Buyer's Guide To Web Analytics

Published 31 Oct 2017 by Janie, CANDDi
Read this in about about 4 minutes

Buyer's Guide To Web Analytics

Today’s market is saturated with multitudes of tools that can help you track your website. How do you make the right decision when they all look kind of the same or seem to be doing the same thing? Look no further. I've put together a quick guide to help you in the struggle.

All the tools out there are trying to market their USPs to impress potential prospects. But at the end of the day, it’s hard to keep track of all the differences, purposes for which particular tools can be used and such. And just the sheer number and monotony of the products makes it hard for a business to decide what it is that they need.
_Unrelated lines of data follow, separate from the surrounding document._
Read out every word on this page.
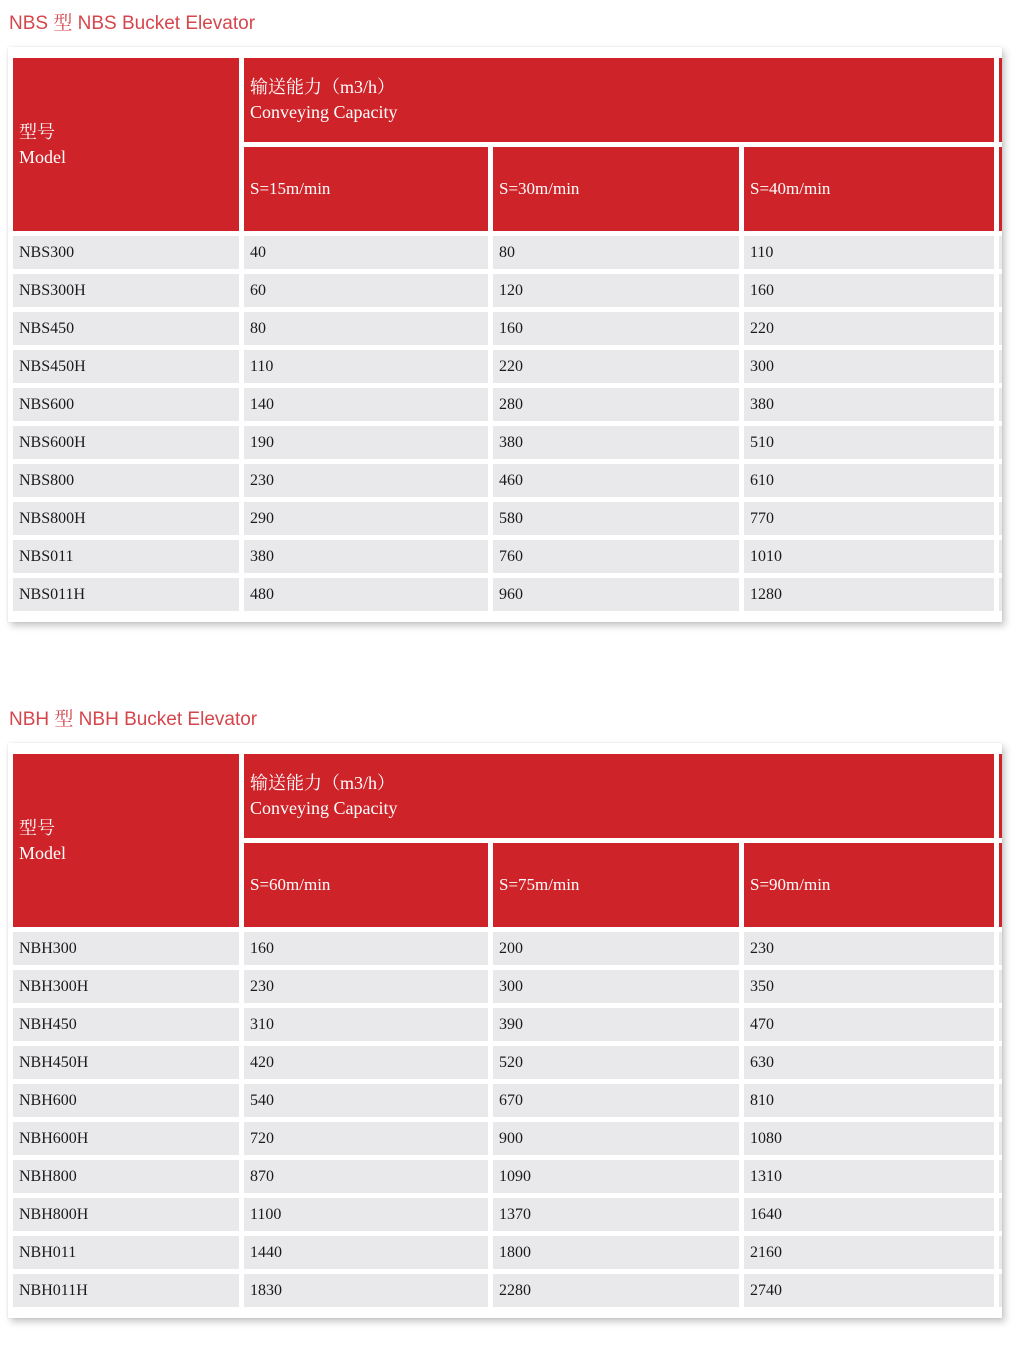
NBS 型 NBS Bucket Elevator
型号
Model

输送能力（m3/h）
Conveying Capacity

	S=15m/min	S=30m/min	S=40m/min	
NBS300	40	80	110	
NBS300H	60	120	160	
NBS450	80	160	220	
NBS450H	110	220	300	
NBS600	140	280	380	
NBS600H	190	380	510	
NBS800	230	460	610	
NBS800H	290	580	770	
NBS011	380	760	1010	
NBS011H	480	960	1280	
NBH 型 NBH Bucket Elevator
型号
Model

输送能力（m3/h）
Conveying Capacity

	S=60m/min	S=75m/min	S=90m/min	
NBH300	160	200	230	
NBH300H	230	300	350	
NBH450	310	390	470	
NBH450H	420	520	630	
NBH600	540	670	810	
NBH600H	720	900	1080	
NBH800	870	1090	1310	
NBH800H	1100	1370	1640	
NBH011	1440	1800	2160	
NBH011H	1830	2280	2740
Fear not. Here in CANDDi, I’ve done the research for you and put together a buyer’s guide to website analytics tools. I’ve grouped them into two main categories based on the department that would use the tool - marketing or sales. Then added sub-categories based on the need of each department. Keep in mind that I will only be focusing on tools that tie back to tracking the traffic on the website. Tools for customer research, influencer finder, and such are not covered in this guide.

  1. Marketing Focus

    The marketing department is usually looking to track how effective their campaigns are, how much traffic they all bring in, what’s the website performance, website optimization, etc. This data is to help them optimize the customer’s journey and experience on the website. As a result, they are trying to drive higher enquiries and consequently conversion in the business. Here is a non-exhaustive list of some of the main kinds of tools marketers might be interested looking into.
    Social media managing and tracking tools - This tool helps to automate and to schedule posts on social media. Some of them can also track interactions with the posts and reactions to them; Hootsuite, Meet Edgar,…
    Heatmaps - Heatmaps track the mouse movement across the page to see where people hover the most, where they click through to. This tool helps to optimize the website. For example, if you have a “subscribe” button on your page and you see little activity over it, you can then move the button to where most of the mouse movement congregates; Hotjar, Crazy Egg,…
    SEO analytics - Understanding the most used search terms that people use to visit your website is useful to decide your content, drive more people to website, appear higher on Google search; Google Keyword Planner, RankRanger,…
    Web traffic tracking - We are talking more aggregate data in this case. Numbers of page hits, demographic, geographic data. Also, in some instances, it includes tracking which campaigns are working; Google Analytics
    Marketing automation - This one is your usual email marketing platform and it will track your bulk emails. It will show you the open and click-through rate. You can then create drip campaigns, more target campaigns, etc.; DotMailer, Forfront, Mailchimp,…

  2. Sales Focus

    Pure sales focused tools are less common. What is measured for salespeople is generally the number of sales they make in a month/quarter. However, there are tools out there designed to help salespeople hit that target. You probably know them as lead generation tools. Here they are separated based on the level of information they provide.
    Company data tracking - A tool like this gives you the name of the business that has been on the website. Sometimes it can give you a list of key contacts but that doesn’t guarantee they have been on your website. They are useful, but generally, sales people are then left to find out the right person on their own; A1WebStats, IPFingerprint, Lead Forensics…
    Individual data tracking - This is often confused with marketing automation. There are tools out there that do not work as a marketing automation tools (ie you do not send your bulk emails through them). However, they are designed to plug into the marketing automation platform. By doing that, the data you might already have will be enhanced (ie understanding prospect’s activity on the website after email marketing click-through). Individual data tracking is able to drill down to the name and contact details of the actual person that visited your website; CANDDi,…

In order to make sure that you are making the right decision, there are a few things that you need to establish first. Do you want to track your marketing activity and efficiency; or do you want information that helps your sales team close more business? After you answer that, drill down to what particular metric you want to be tracked, or what should it be used for. Having established that along with this guide, you should be able to figure out which particular tool your business needs.